Perhaps the most misunderstood lyrics are “Nants ingonyama bagithi baba. Sithi uhm ingonyama. Siyo Nqoba, ingonyama. Ingonyama nengw’ enamabala.” These words are not gibberish but actually the African language Zulu for “Here comes a lion, Father. Oh yes, it’s a lion. We’re going to conquer, a lion and a leopard come to this open place.”
However, they may be more familiar than one might think: They are the opening lines to the Disney film “The Lion King.”
Coincidentally, they are also the beginning lyrics of the Broadway play based on the movie. This month, the musical “The Lion King” has stopped in San Diego during its second sold-out decade on the stage, and it still gives audiences something to roar about.
The spectacle has won more than 40 major awards worldwide including the Tony Award for Best Musical in 1998 and caused director Julie Taymor to become the first woman in Broadway’s history to win a Tony Award for Best Director of a Musical. The score features the original music from the movie written by Elton John and Tim Rice, as well as three new songs also written by the same team. Additionally, there are more than 200 different puppets in the show, 53 cast members and an 18-foot-long set piece of Pride Rock.
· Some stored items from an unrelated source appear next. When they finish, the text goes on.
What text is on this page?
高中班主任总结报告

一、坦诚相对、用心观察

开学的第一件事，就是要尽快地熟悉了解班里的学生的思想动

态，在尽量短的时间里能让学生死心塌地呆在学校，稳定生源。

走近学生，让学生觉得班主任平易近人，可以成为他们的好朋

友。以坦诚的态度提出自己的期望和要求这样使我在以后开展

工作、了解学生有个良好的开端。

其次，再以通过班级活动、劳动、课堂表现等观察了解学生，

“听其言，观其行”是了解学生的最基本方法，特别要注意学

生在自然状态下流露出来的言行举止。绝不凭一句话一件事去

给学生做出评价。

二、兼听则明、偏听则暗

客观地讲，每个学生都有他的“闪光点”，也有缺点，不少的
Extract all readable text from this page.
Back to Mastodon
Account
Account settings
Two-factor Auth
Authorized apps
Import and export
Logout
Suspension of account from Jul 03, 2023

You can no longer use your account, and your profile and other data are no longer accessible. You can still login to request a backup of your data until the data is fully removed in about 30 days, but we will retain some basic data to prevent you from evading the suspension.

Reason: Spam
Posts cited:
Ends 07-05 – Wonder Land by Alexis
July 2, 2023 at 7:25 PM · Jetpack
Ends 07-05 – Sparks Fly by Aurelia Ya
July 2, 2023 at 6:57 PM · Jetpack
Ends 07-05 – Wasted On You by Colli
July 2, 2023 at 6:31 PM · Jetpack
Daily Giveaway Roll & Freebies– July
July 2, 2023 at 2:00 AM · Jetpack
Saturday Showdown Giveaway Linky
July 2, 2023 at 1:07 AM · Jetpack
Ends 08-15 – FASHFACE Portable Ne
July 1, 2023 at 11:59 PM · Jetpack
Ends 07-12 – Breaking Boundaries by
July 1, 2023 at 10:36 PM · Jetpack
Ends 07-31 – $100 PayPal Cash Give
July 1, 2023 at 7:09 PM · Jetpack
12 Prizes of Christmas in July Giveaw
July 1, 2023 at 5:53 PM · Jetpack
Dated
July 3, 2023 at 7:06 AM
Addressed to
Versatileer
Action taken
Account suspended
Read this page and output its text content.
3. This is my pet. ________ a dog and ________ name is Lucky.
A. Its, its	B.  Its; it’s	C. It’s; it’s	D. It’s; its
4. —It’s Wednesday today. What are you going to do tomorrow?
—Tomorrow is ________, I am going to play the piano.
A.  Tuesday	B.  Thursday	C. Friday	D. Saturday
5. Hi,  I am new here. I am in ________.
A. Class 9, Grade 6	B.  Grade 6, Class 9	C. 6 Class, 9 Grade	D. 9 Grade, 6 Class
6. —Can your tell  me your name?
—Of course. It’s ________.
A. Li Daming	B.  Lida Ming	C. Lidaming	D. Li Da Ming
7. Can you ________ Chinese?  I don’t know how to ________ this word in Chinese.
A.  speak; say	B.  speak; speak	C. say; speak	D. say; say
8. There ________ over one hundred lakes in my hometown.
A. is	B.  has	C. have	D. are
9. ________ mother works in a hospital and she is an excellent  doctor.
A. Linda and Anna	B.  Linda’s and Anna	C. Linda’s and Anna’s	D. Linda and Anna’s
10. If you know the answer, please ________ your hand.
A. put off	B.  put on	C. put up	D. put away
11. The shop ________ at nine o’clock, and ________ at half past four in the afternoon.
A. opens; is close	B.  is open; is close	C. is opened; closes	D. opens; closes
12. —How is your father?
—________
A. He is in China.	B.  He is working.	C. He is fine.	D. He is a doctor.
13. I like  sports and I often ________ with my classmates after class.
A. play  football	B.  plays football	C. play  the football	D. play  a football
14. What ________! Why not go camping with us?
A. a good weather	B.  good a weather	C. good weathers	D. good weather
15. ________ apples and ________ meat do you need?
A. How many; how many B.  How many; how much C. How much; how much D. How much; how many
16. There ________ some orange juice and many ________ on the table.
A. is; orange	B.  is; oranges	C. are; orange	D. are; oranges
With all the splendor of the production, it’s no wonder “The Lion King” has been critically acclaimed around the globe. The spine-tingling opening song “Circle of Life” features a cornucopia of jungle animals gathering from every direction, including a group that parade down the center aisle of the theater. The event only becomes more jaw-dropping in the recreated stampede of 52 wildebeests and an army of 39 hyenas.
One marvelous factor in “The Lion King” is its use of people in place of sets. Many actors dressed as the grasslands or plants will be on stage, giving the musical a unique and charming feel.
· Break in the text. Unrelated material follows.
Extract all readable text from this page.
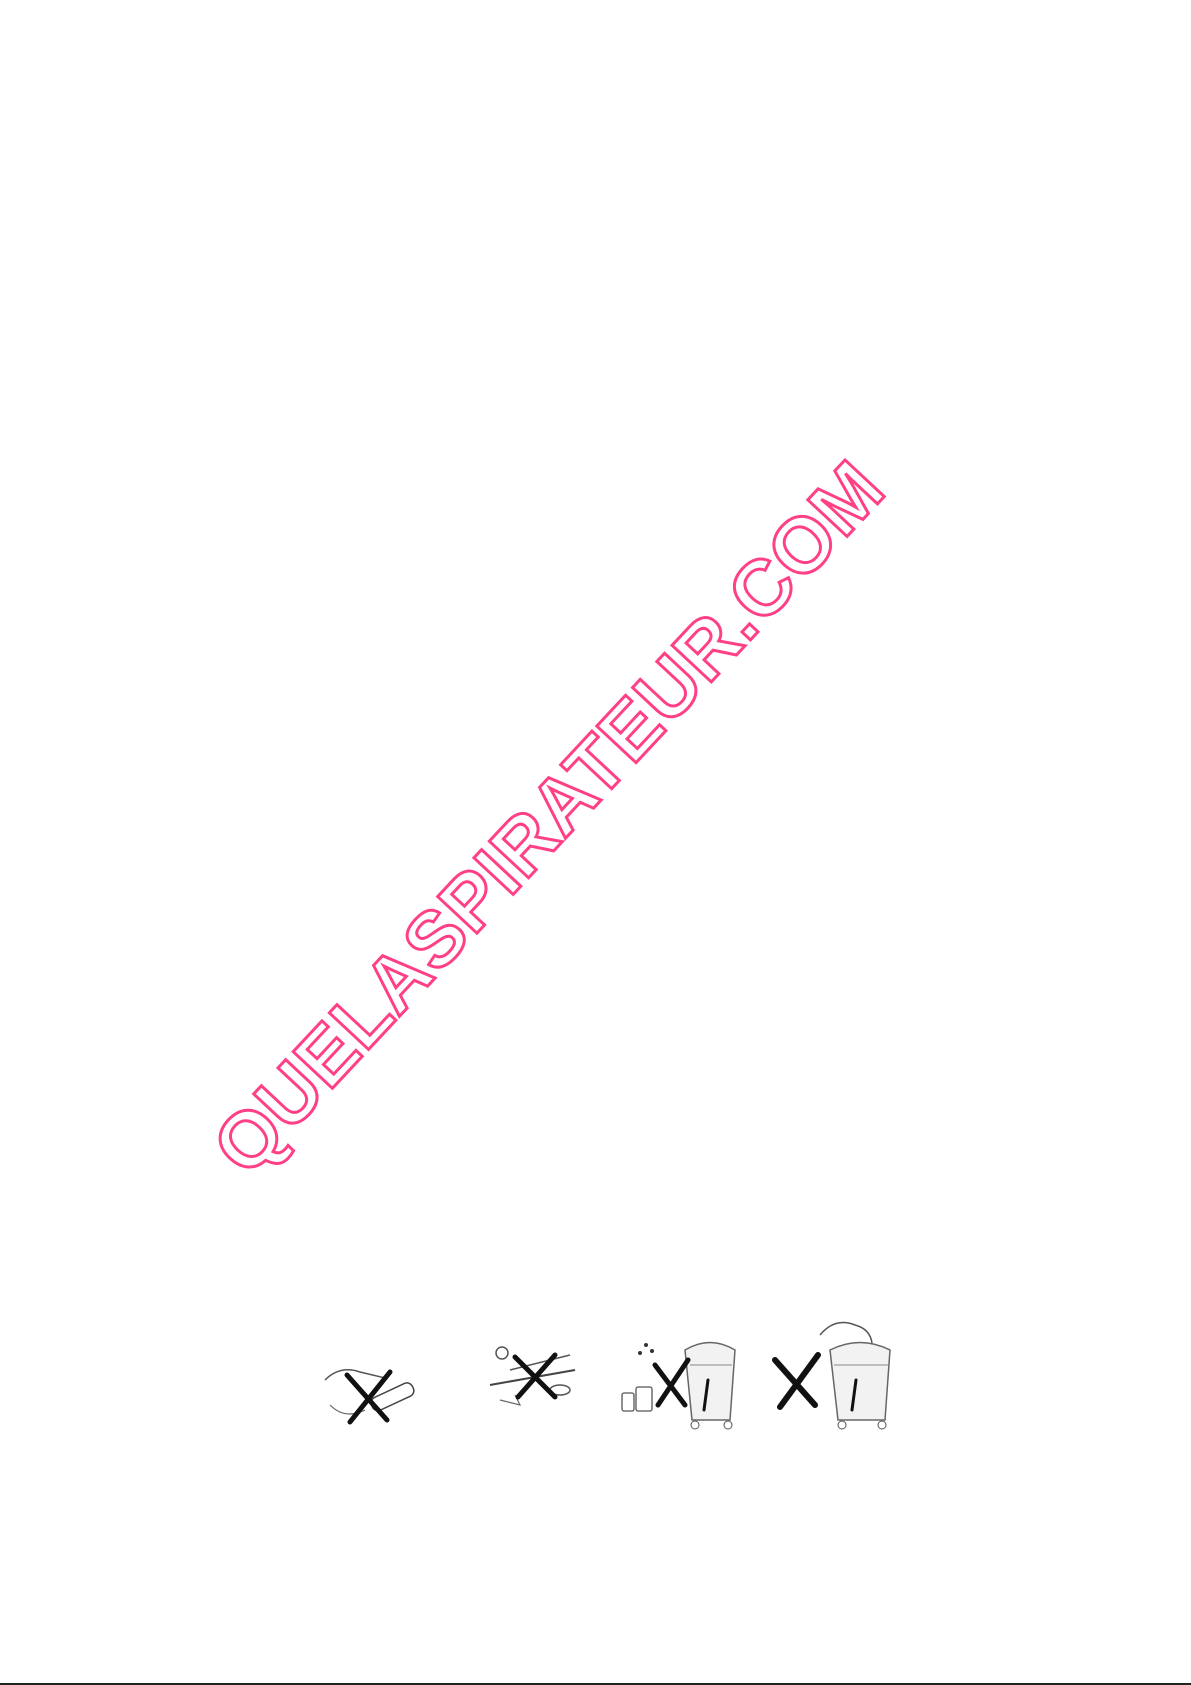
QUELASPIRATEUR.COM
“The Lion King” pays homage to its roots by celebrating its African heritage. The cast uses the African tradition of masks to tell the story and become the animal characters.
Some cast members are even originally from South Africa, including Phindile Mkhize who plays Rafiki. Also, during some scenes the dancers are dressed in traditional African clothing and there is a percussionist on both sides of the stage. Each is surrounded by a medley of African drums in order to better represent the musical culture of the continent.
“The Lion King” has proven to be the king of the Broadway world, delighting theatergoers everywhere. The show will be in San Diego until Nov. 8 at the San Diego Civic Theatre. Performances are at 7 p.m. Tuesdays and Wednesdays, 7:30 p.m. Thursdays, 8 p.m. Fridays and Saturdays, 2 p.m. Saturdays and 1 p.m. and 6:30 p.m. Sundays. Tickets are available at the theater box office located downtown at Third and B Street, all Ticketmaster locations or online at www.broadwaysd.com.